In April, 6,438 homes changed hands in LA County—up 12 percent over a month earlier. But that was still roughly 1 percent under the number that sold in April 2018.

CoreLogic analyst Andrew LePage points out in the report that, across all of Southern California, the number of sales in April was almost 15 percent below average for the month. Total sales have declined year-over-year for nine consecutive months.

Experts initially pinned the region’s underwhelming sale numbers on rising mortgage interest rates, which raised monthly payments for most buyers. But rates dropped significantly in winter and have remained at relatively low levels since then.

Instead, LePage says the high cost of buying may simply be enough to keep many would-be home shoppers out of the market.

“The slowdown in price growth and sales over the past year suggests that despite a healthy economy, the cost of homeownership has outpaced incomes for many,” he says.

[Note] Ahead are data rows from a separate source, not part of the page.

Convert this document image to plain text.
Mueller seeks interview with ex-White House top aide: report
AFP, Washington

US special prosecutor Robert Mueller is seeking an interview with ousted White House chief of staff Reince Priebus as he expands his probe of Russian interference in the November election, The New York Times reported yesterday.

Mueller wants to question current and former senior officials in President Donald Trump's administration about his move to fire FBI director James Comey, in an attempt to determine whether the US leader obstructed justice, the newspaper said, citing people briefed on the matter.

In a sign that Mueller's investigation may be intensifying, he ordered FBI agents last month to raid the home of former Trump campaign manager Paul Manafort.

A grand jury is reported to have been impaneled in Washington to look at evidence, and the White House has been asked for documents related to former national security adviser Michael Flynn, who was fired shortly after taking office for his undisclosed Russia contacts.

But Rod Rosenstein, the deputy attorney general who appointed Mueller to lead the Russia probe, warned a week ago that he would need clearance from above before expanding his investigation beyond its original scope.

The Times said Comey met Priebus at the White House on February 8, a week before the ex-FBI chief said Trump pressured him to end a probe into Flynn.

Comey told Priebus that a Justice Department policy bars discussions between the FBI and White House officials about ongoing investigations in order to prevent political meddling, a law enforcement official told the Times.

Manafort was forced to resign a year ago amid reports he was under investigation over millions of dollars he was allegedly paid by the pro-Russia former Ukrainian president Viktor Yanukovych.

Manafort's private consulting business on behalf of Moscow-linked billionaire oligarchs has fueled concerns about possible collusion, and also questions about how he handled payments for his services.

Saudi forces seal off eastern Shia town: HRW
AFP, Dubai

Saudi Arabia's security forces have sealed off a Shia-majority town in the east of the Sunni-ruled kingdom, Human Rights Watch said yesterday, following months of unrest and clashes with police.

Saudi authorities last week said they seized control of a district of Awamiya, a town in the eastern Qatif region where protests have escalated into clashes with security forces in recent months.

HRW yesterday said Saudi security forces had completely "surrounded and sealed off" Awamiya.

As expensive as homes are now, the median sale price across all of Southern California ($527,500) is still 13 percent below where it was just prior to the Great Recession, when adjusted for inflation. One potential reason home prices haven’t yet hit that level is that it’s tougher for cash-strapped buyers to borrow huge sums of money.

“Most buyers don’t have the option of turning to the sort of high-risk mortgages many used to stretch beyond their financial means during the last housing boom,” says LePage. That means prices could stay put for a while.